Wpis z mikrobloga

Jak motorowerem na wakacje do Rumunii jechałem. 3 Część

Już na Słowacji wymyśliliśmy że pojedziemy motorowerami na Transfogarską (czy jak się tam nazywa)
Choć miałem wątpliwości gdy przeczytałem że na odcinku 90km jest zakaz wyprzedzania a przewyższenia sięgają kilku kilometrów.
Wiecie wyobraziłem sobie jak jedziemy pod górę na pierwszym biegu a za nami nigdy nie kończący się korek z ludźmi krzyczącymi po Rumuński przez okna samochodów. Miałem nawet wizję (na jawie) w której jedziemy z taką prędkością pod górę że z samochodu za nami wysiada jakiś Rumun podbiega do nas i zaczyna coś krzyczeć...

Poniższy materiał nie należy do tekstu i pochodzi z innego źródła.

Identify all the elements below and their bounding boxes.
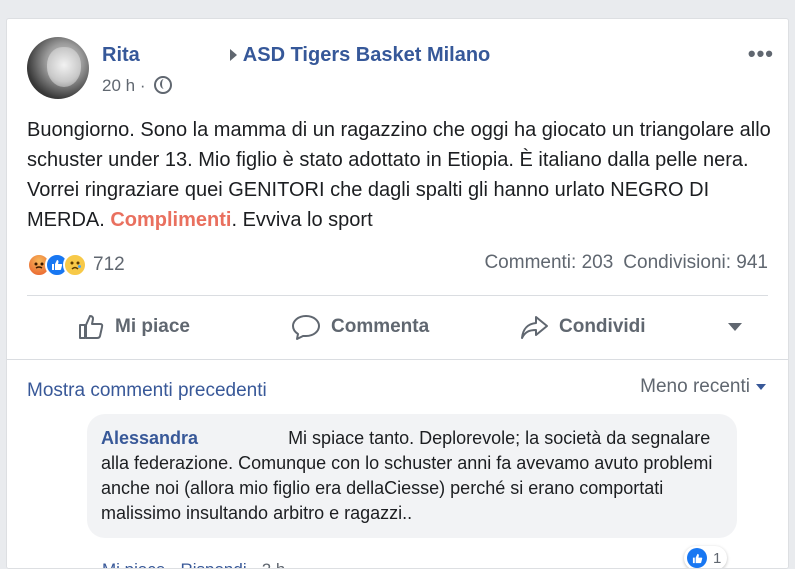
comment-button[interactable]: Commenta bbox=[291, 305, 429, 349]
thumbs-up-icon bbox=[79, 315, 104, 339]
comments-section: Mostra commenti precedenti Meno recenti … bbox=[7, 360, 788, 568]
post-header: Rita ASD Tigers Basket Milano bbox=[102, 44, 490, 67]
post-text-end: . Evviva lo sport bbox=[231, 209, 373, 231]
like-icon bbox=[687, 548, 707, 568]
post-text-highlight: Complimenti bbox=[110, 209, 232, 231]
reactions-summary[interactable]: 712 bbox=[27, 252, 125, 278]
comment-sort-dropdown[interactable]: Meno recenti bbox=[640, 376, 766, 398]
action-bar: Mi piace Commenta Condividi bbox=[27, 305, 768, 349]
more-options-icon[interactable]: ••• bbox=[748, 41, 774, 67]
arrow-right-icon bbox=[229, 48, 237, 61]
divider bbox=[27, 295, 768, 296]
author-name[interactable]: Rita bbox=[102, 44, 140, 66]
group-name[interactable]: ASD Tigers Basket Milano bbox=[243, 44, 490, 66]
comment-author[interactable]: Alessandra bbox=[101, 428, 198, 448]
audience-dropdown[interactable] bbox=[727, 305, 753, 349]
comment-sort-label: Meno recenti bbox=[640, 376, 750, 397]
sad-icon bbox=[63, 253, 87, 277]
comment-like-link[interactable]: Mi piace bbox=[102, 560, 165, 568]
show-previous-comments-link[interactable]: Mostra commenti precedenti bbox=[27, 380, 267, 402]
share-button-label: Condividi bbox=[559, 316, 646, 337]
comment-actions: Mi piace · Rispondi · 2 h bbox=[102, 560, 286, 568]
separator: · bbox=[251, 560, 257, 568]
comment-bubble: Alessandra Mi spiace tanto. Deplorevole; … bbox=[87, 414, 737, 538]
post-meta: 20 h · bbox=[102, 76, 173, 96]
comment-button-label: Commenta bbox=[331, 316, 430, 337]
caret-down-icon bbox=[756, 383, 766, 390]
post-stats: Commenti: 203 Condivisioni: 941 bbox=[484, 252, 768, 274]
comment-reply-link[interactable]: Rispondi bbox=[180, 560, 246, 568]
like-button-label: Mi piace bbox=[115, 316, 190, 337]
separator: · bbox=[170, 560, 176, 568]
globe-icon[interactable] bbox=[154, 76, 173, 94]
comment-icon bbox=[292, 315, 320, 340]
post-card: Rita ASD Tigers Basket Milano 20 h · ••• … bbox=[6, 18, 789, 569]
post-text: Buongiorno. Sono la mamma di un ragazzin… bbox=[27, 115, 777, 235]
comment-reaction-count: 1 bbox=[713, 549, 722, 567]
comment-reaction-badge[interactable]: 1 bbox=[684, 546, 728, 568]
comment-time[interactable]: 2 h bbox=[262, 560, 286, 568]
shares-count[interactable]: Condivisioni: 941 bbox=[623, 252, 768, 273]
share-icon bbox=[521, 316, 548, 339]
reaction-count[interactable]: 712 bbox=[93, 254, 125, 276]
post-time[interactable]: 20 h bbox=[102, 76, 135, 95]
meta-separator: · bbox=[139, 76, 146, 95]
share-button[interactable]: Condividi bbox=[519, 305, 646, 349]
like-button[interactable]: Mi piace bbox=[77, 305, 190, 349]
avatar[interactable] bbox=[27, 37, 89, 99]
chevron-down-icon bbox=[728, 323, 742, 331]
comments-count[interactable]: Commenti: 203 bbox=[484, 252, 613, 273]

Jeszcze na Węgrzech kolega stwierdził że to na pewno wina przepustnicy i jej nieszczelności po bokach.
Dlatego porobił scyzorykiem na ściankach przepustnicy rowki a dokładniej chodziło o to aby trochę materiału się nawarstwiło i stabilizowało ją w korpusie.
O dziwo trochę pomogło. A dokładniej na 10km w dodatku podobno dało POTĘŻNY DÓŁ i nie trzeba było ruszać z połowy obrotów.
Przy okazji okazało się że na Węgrzech zatankowaliśmy jakieś paliwo które co 30min zapychało dysze w silniku jawy 223.

A więc w Rumunii podczas obiadu w najlepszej restauracji (bo jedynej otwartej) i podsumowaniu dokonań ogara uzgodniliśmy że jednak nie jedziemy na żadną transfograską ani inny Balaton tylko wracamy do Polski pozwiedzać ścianę wschodnią.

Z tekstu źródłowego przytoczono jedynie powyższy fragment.